Desiderio glared at his wife and cleared his throat.
“It is just,” Delores’ voice soft, icysmooth, and piercing, “I thought I heard you vomitar this morning.”
Guernica stumbled at this as she moved to the kitchen. “No, señora.” She replied steadying herself. “It was just a little indigestion. I had a bad patata last night.”
“Hmph,” Delores sounded doubtful.
When Guernica had returned to the kitchen, she heard the sound of flesh slapping flesh and Delores cried out, startled.
“Vaya!” Desiderio yelled. “Leave me be!”
It had been a few weeks, and Guernica knew she would not be able to hide her condition from her father much longer. She had worried about it for months, but she still found herself no closer to knowing how to tell Leonardo. When he found out, she was sure, he would want to cut their master from cockles to scalp, so at best, she would have to tell him when they had left the farm, which they showed no signs of doing. At worst, she’d have to wait until Desiderio’s men were away, so when he did what he would inevitably do, the two of them could escape. But no such chance had been found, and she grew heavier by the day.

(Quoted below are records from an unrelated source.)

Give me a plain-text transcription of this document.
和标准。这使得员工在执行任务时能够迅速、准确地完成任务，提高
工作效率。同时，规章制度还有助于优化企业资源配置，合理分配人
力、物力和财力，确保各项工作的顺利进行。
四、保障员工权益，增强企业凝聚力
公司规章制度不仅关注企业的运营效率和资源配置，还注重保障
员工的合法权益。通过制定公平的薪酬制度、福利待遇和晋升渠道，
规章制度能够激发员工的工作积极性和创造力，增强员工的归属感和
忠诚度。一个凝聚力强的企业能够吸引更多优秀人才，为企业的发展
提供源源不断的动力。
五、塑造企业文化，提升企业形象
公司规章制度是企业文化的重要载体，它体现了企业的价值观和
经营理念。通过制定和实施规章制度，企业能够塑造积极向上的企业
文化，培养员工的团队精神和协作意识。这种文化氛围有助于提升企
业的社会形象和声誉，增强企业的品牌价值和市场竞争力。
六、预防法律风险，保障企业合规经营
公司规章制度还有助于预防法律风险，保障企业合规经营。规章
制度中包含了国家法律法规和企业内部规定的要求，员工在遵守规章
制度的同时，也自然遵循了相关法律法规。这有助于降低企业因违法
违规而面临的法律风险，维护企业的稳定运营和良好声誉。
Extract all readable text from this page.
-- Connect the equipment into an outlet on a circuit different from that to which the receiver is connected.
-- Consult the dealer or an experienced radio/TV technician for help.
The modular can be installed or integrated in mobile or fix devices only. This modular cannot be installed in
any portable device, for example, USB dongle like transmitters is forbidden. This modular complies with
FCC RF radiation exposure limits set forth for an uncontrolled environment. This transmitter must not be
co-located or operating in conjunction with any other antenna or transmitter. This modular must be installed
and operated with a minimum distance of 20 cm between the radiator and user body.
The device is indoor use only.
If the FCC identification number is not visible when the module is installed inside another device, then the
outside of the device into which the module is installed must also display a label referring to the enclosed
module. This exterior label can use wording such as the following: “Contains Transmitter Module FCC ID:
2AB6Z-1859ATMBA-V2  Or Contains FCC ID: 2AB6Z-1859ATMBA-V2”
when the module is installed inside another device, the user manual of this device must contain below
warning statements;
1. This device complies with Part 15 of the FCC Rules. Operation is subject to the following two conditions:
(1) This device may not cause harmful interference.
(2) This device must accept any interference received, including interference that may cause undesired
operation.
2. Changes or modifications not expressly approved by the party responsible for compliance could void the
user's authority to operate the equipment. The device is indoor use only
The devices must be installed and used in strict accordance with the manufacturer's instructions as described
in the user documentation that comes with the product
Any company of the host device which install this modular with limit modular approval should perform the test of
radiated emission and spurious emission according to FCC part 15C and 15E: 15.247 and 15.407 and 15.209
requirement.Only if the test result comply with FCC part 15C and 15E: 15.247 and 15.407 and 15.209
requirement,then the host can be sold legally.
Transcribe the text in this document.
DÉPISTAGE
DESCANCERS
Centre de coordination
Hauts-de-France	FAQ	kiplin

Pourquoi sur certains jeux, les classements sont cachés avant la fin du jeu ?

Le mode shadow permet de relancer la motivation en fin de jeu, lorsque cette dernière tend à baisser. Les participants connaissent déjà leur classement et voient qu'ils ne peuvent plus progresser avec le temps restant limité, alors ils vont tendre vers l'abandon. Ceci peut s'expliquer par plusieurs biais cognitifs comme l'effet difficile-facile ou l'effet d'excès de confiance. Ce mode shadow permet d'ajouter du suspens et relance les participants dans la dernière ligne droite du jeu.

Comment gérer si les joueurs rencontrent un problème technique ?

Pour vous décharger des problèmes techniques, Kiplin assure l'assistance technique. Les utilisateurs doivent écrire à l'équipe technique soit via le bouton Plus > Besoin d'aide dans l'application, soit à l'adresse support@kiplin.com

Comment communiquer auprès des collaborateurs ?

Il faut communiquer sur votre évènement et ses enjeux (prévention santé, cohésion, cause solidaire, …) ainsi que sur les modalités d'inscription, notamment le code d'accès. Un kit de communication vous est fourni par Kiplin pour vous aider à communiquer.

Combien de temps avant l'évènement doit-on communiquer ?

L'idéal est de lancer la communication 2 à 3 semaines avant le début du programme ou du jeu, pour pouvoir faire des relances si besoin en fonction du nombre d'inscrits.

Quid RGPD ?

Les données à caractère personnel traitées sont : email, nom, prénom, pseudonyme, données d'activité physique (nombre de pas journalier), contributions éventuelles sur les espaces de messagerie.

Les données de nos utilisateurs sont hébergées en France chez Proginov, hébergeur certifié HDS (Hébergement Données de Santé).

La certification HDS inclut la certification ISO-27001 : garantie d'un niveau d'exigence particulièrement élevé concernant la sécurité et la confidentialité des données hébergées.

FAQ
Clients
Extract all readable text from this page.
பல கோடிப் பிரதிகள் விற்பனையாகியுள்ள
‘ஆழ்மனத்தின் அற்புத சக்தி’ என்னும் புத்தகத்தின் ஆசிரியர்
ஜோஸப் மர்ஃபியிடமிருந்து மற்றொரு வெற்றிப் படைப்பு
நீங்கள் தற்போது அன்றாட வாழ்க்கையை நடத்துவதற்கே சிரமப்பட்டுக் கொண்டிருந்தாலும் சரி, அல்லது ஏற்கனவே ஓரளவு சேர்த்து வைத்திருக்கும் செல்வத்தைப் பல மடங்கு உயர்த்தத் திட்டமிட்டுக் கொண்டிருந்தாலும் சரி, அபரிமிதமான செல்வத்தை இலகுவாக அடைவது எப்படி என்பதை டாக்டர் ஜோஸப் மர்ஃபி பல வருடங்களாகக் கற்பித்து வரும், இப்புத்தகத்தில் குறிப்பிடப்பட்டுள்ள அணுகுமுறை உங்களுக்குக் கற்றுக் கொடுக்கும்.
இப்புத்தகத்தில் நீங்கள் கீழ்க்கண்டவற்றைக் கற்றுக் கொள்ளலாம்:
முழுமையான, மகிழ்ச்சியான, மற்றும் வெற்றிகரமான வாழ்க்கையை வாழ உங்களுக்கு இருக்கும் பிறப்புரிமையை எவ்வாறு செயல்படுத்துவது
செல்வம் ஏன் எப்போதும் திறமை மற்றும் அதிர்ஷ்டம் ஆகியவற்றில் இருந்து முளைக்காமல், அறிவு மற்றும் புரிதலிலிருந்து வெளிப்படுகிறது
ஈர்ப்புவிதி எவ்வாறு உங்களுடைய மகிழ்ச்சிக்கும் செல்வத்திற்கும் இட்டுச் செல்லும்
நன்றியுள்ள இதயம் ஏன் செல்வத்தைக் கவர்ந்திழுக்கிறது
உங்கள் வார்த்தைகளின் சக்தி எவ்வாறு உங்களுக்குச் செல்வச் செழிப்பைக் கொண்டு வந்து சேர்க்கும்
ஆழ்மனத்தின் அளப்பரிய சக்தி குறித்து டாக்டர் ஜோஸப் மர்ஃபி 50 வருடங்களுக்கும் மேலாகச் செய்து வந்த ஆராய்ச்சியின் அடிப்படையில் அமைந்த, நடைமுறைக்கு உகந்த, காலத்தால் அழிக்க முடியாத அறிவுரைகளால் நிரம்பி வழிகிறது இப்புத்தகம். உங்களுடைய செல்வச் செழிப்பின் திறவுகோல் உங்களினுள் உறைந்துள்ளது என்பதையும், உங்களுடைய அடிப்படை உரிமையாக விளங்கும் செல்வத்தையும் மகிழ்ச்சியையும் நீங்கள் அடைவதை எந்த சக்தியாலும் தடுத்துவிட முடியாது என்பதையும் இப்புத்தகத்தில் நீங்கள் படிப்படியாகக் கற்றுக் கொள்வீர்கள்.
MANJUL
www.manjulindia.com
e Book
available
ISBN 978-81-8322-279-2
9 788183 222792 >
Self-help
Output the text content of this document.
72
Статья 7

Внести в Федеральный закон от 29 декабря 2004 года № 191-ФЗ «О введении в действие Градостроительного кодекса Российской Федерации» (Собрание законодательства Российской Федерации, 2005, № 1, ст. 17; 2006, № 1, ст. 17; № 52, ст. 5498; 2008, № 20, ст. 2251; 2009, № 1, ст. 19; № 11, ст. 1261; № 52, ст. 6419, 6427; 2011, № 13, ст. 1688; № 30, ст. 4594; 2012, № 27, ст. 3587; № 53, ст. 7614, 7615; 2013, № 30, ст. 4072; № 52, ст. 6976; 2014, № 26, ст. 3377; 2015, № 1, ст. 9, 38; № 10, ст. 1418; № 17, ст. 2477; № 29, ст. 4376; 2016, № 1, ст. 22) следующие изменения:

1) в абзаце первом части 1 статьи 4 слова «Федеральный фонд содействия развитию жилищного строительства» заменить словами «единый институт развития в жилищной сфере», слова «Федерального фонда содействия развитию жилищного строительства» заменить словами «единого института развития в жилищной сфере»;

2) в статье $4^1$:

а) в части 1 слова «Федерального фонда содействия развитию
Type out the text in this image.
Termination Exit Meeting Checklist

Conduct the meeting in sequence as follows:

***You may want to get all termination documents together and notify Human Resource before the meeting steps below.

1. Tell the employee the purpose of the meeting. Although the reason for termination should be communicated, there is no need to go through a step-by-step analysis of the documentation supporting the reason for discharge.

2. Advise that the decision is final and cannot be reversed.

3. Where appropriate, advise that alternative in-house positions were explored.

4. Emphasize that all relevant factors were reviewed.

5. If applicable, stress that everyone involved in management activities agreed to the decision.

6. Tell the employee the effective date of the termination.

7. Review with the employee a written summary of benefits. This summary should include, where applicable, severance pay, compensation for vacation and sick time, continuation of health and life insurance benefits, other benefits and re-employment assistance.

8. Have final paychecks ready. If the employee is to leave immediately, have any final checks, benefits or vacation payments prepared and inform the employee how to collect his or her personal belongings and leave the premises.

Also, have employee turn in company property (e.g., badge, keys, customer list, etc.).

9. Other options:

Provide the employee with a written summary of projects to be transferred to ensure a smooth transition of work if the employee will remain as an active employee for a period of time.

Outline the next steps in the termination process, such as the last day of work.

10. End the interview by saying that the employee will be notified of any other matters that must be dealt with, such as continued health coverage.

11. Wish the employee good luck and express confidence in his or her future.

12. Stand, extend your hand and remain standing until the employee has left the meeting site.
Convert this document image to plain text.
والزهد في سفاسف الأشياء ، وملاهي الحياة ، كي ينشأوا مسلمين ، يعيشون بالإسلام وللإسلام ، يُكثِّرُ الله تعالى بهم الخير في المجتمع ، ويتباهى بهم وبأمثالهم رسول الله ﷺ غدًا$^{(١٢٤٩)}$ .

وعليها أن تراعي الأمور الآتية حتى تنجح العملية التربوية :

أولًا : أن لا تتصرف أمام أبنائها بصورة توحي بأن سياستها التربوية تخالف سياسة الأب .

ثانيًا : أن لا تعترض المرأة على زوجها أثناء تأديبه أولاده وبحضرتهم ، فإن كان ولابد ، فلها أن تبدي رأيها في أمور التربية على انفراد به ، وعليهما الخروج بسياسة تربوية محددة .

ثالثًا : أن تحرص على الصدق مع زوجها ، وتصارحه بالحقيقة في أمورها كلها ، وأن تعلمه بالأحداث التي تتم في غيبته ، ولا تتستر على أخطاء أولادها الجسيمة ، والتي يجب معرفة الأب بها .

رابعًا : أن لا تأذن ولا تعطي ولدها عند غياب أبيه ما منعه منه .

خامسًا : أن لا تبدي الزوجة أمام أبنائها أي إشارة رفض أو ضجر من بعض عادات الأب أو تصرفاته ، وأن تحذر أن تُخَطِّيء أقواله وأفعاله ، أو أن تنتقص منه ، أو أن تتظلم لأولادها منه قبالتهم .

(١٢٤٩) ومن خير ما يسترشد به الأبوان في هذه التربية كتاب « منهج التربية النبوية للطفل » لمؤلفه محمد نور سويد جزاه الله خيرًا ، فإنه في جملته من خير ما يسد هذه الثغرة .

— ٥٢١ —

Now, as her father chopped wood for the evening fire just outside, she bent over the scrub water bucket washing the floors, running it over and over in her mind, but still no closer to a solution. So intent was she, that she never heard the footsteps approach, nor the door close behind her until she felt the sharp piercing pain of a foot kicking into her belly and the cobbled floor hitting her head as she fell on her side.